Wednesday, April 23, 2014

Advertising Quiz, Butterflies, plus More on Education and Wealth



Does Advertising Work?

We’ve all seen those auto insurance commercials where a guy chases his runaway car down a hill, a door is sideswiped off of a parked car, a window air conditioner drops onto a parked car,

  

a tree limb is sawed off and drops on a neighbor’s car or a distracted driver drives into his garage with a pair of bikes on his car’s roof, damaging his garage! 

 

Advertising is supposed to pay off.  Does it?  Without cheating, or asking anyone, do you know which insurance company runs these TV ads which many of you may have seen hundreds of times?  Add your answer to the Quiz Box at the top of the column to the right.  Is that Company wasting its money?
JL


                                                 


More on Wealth Redistribution

My comments in the previous blog posting about the amassing of wealth in the world have been echoed by numerous columnists and TV programs.  All of this is apparently based on French economist Thomas Piketty’s recent book (translated from the French), “Capital,” which everyone seems to be reviewing.

  Piketty

Wealth has been “redistributed” throughout history.  Sometimes it is taken by force (Robin Hood, French Revolution, Russian Revolution) and distributed to the “have-nots.”  Sometimes this same aim is accomplished by taxation and laws regarding inheritance, and this can happen the other way around as well, redistributing wealth upwardly, as pointed out in the lyrics from the old song Ain’t We Got Fun: ‘The rich get rich and the poor get children.’ Success in business and investing can result in such upward wealth redistribution as well. 

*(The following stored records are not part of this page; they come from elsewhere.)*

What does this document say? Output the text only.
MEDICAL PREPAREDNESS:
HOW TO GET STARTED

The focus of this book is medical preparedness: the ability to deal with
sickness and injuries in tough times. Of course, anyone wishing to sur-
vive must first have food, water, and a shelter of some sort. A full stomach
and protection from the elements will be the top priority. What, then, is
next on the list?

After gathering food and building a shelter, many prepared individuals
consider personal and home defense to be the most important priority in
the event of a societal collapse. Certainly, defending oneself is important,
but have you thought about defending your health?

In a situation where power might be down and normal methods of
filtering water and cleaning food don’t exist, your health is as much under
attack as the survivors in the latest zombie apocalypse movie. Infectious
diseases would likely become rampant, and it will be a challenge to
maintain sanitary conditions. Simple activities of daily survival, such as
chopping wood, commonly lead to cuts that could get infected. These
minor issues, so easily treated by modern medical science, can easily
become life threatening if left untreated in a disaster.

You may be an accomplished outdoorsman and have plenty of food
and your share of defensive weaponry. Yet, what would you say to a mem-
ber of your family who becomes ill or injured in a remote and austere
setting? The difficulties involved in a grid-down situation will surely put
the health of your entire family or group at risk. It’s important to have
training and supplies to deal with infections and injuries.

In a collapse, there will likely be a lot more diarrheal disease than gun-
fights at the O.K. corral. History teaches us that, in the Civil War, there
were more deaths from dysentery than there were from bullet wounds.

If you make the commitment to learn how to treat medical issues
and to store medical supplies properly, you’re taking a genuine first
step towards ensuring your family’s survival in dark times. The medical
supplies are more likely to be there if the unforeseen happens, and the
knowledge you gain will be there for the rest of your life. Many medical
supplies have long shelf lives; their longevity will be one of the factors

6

As this graph suggests, this is a very complicated subject.

Picketty’s book deals with inequities in wealth as opposed to inequities in income. As I have said, this is not a new problem.  The Bible ordains that it be dealt with  every half century in terms of a “jubilee” as explained in Leviticus 25:8-13.  I have not yet read Piketty’s book but I have read some of Leviticus.
Jack Lippman
                                               



Butterfly Report

As Spring progresses, my Butterfly Garden is starting to get active.  Monarchs have found my milkweed, deposited eggs there, producing caterpillars which after devouring much of the milkweed, have molted into cocoons out of which more Monarch butterflies have emerged. If you want to start a butterfly garden, just plant some milkweed tp attract Monarchs and for their caterpillars to eat.  Although it will go to seed and eventually propagate more milkweed, your hungry caterpillars may force you  to purchase some new plants, as I might be doing, but you WILL have butterflies!

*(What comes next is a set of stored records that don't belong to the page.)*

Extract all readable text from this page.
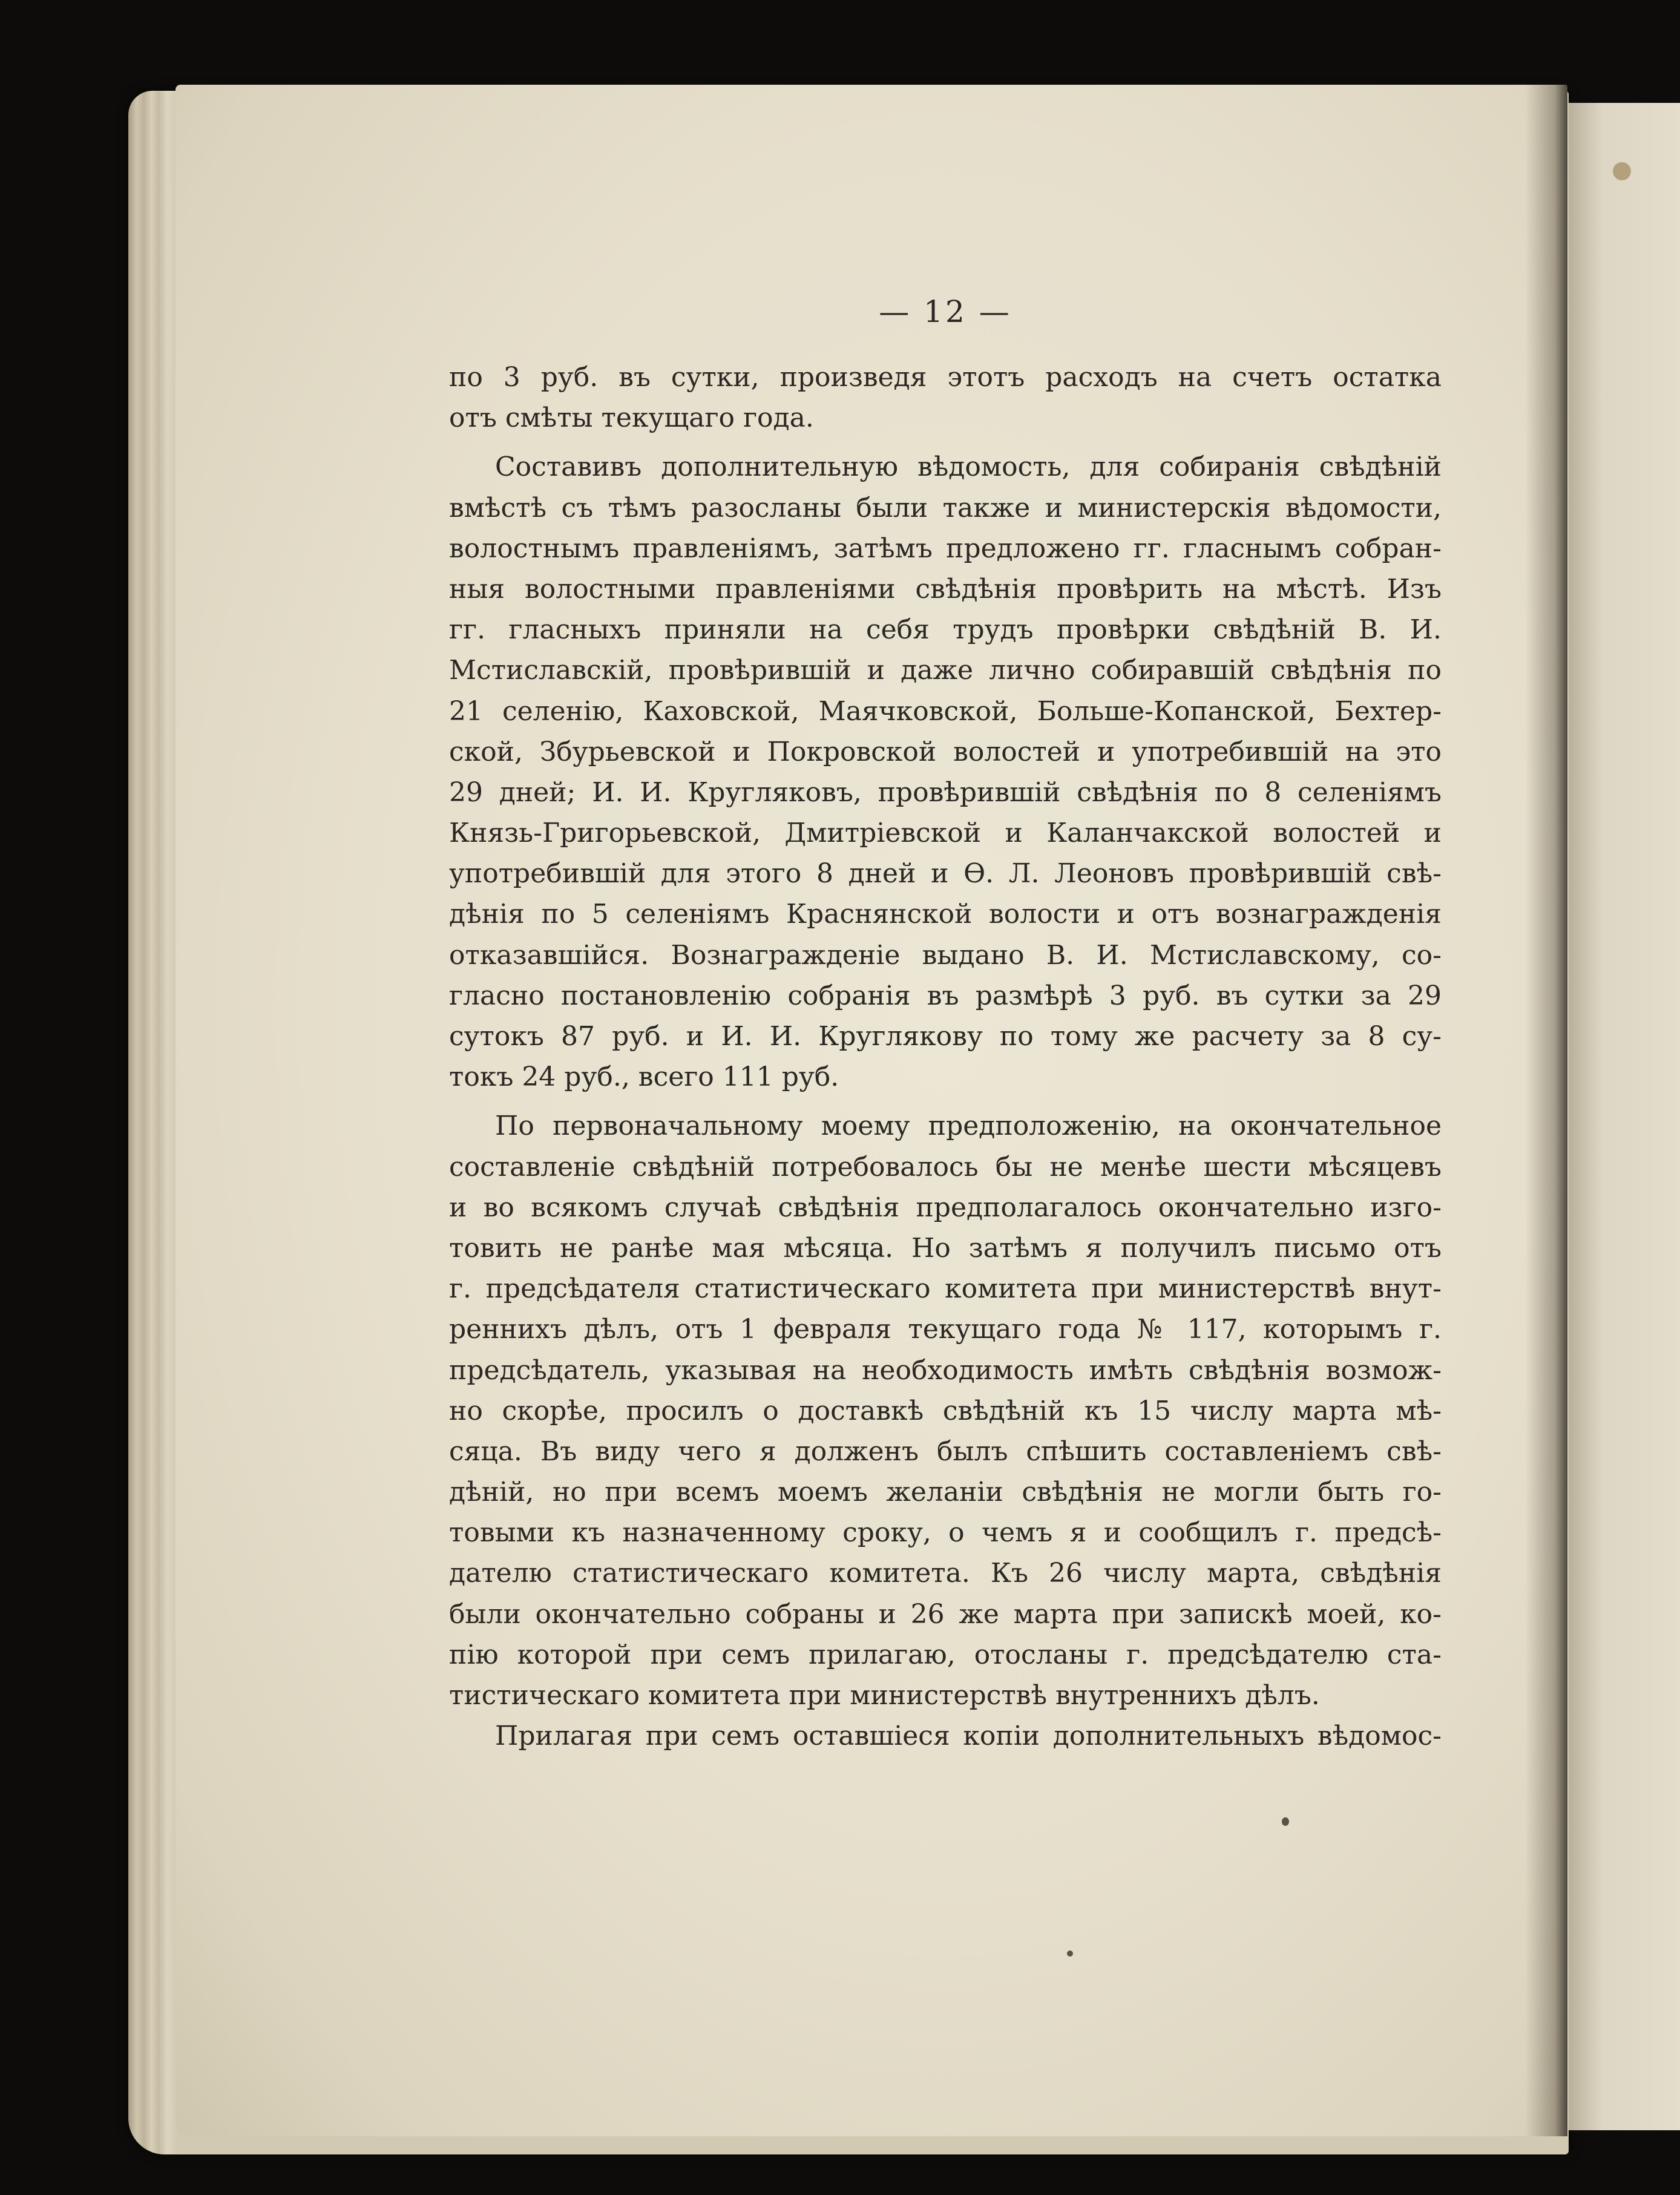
— 12 —
по 3 руб. въ сутки, произведя этотъ расходъ на счетъ остатка
отъ смѣты текущаго года.
Составивъ дополнительную вѣдомость, для собиранія свѣдѣній
вмѣстѣ съ тѣмъ разосланы были также и министерскія вѣдомости,
волостнымъ правленіямъ, затѣмъ предложено гг. гласнымъ собран-
ныя волостными правленіями свѣдѣнія провѣрить на мѣстѣ. Изъ
гг. гласныхъ приняли на себя трудъ провѣрки свѣдѣній В. И.
Мстиславскій, провѣрившій и даже лично собиравшій свѣдѣнія по
21 селенію, Каховской, Маячковской, Больше-Копанской, Бехтер-
ской, Збурьевской и Покровской волостей и употребившій на это
29 дней; И. И. Кругляковъ, провѣрившій свѣдѣнія по 8 селеніямъ
Князь-Григорьевской, Дмитріевской и Каланчакской волостей и
употребившій для этого 8 дней и Ѳ. Л. Леоновъ провѣрившій свѣ-
дѣнія по 5 селеніямъ Краснянской волости и отъ вознагражденія
отказавшійся. Вознагражденіе выдано В. И. Мстиславскому, со-
гласно постановленію собранія въ размѣрѣ 3 руб. въ сутки за 29
сутокъ 87 руб. и И. И. Круглякову по тому же расчету за 8 су-
токъ 24 руб., всего 111 руб.
По первоначальному моему предположенію, на окончательное
составленіе свѣдѣній потребовалось бы не менѣе шести мѣсяцевъ
и во всякомъ случаѣ свѣдѣнія предполагалось окончательно изго-
товить не ранѣе мая мѣсяца. Но затѣмъ я получилъ письмо отъ
г. предсѣдателя статистическаго комитета при министерствѣ внут-
реннихъ дѣлъ, отъ 1 февраля текущаго года № 117, которымъ г.
предсѣдатель, указывая на необходимость имѣть свѣдѣнія возмож-
но скорѣе, просилъ о доставкѣ свѣдѣній къ 15 числу марта мѣ-
сяца. Въ виду чего я долженъ былъ спѣшить составленіемъ свѣ-
дѣній, но при всемъ моемъ желаніи свѣдѣнія не могли быть го-
товыми къ назначенному сроку, о чемъ я и сообщилъ г. предсѣ-
дателю статистическаго комитета. Къ 26 числу марта, свѣдѣнія
были окончательно собраны и 26 же марта при запискѣ моей, ко-
пію которой при семъ прилагаю, отосланы г. предсѣдателю ста-
тистическаго комитета при министерствѣ внутреннихъ дѣлъ.
Прилагая при семъ оставшіеся копіи дополнительныхъ вѣдомос-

  The caterpillar at the center is attached to a passiflora leaf, and as it hangs there, it is molting into a cocoon (the green appendage at its bottom) which will eventually replace its body and finally open up to reveal a Monarch butterfly.

Moving on, I have spotted a Gold Rimmed Swallowtail on my Dutchman’s Pipe vine and expect that species’ caterpillars to appear there shortly, after she (?) gets around to laying some eggs.  Over on my Passiflora Suberosa vines, caterpillars are busily chomping leaves and will soon turn into, if I have identified them correctly, Gulf Frittilary and Broadwing Zebra Butterflies.  My remaining Passiflora vines, while producing pretty blooms, haven’t been home to any caterpillars as of yet.  But the year is still young.
JL

                                                           

Common Core

When the individual Superintendents of Education of all of our states, with the support of their Governors, get together and decide that schools all over the country ought to be working in more or less the same direction to prepare students for higher education and careers, it’s obviously a good thing.  They are not dictating the “how and what” that should be taught in our schools but they are suggesting that common standards be applied throughout the country, so that a third grader in Spokane will be working on approximately the same things as a third grader in Atlanta is working on. This is a good idea, even if it just serves to make it easier for children of parents who move because of job changes.

This is the program known as “Common Core.”  It is not a Federal program. It is not aimed at the instituting of one nationwide curriculum for all schools.  Subject matter and methodology to meet “Common Core’s” standards will still remain in the hands of local and state school administrators.  It’s about as local an approach as is possible. 

Nevertheless, it has been viciously attacked by right wing zealots such as Rush Limbaugh as some sort of “ObamaCORE” plan aimed at Washington taking over local schools.  Otherwise intelligent candidates for office may be coerced into opposing  “Common Core” because of these right wing lies which are believed by millions of gullible Americans.  Support “Common Core.”  It will be good for our schools, nationwide. 
JL

                                                       


School Choice and Charter Schools



Here are some more thoughts of mine on charter schools, based upon information in Frank Cerebino’s incisive column dealing with “school choice” which appeared in the Palm Beach Post on April 18.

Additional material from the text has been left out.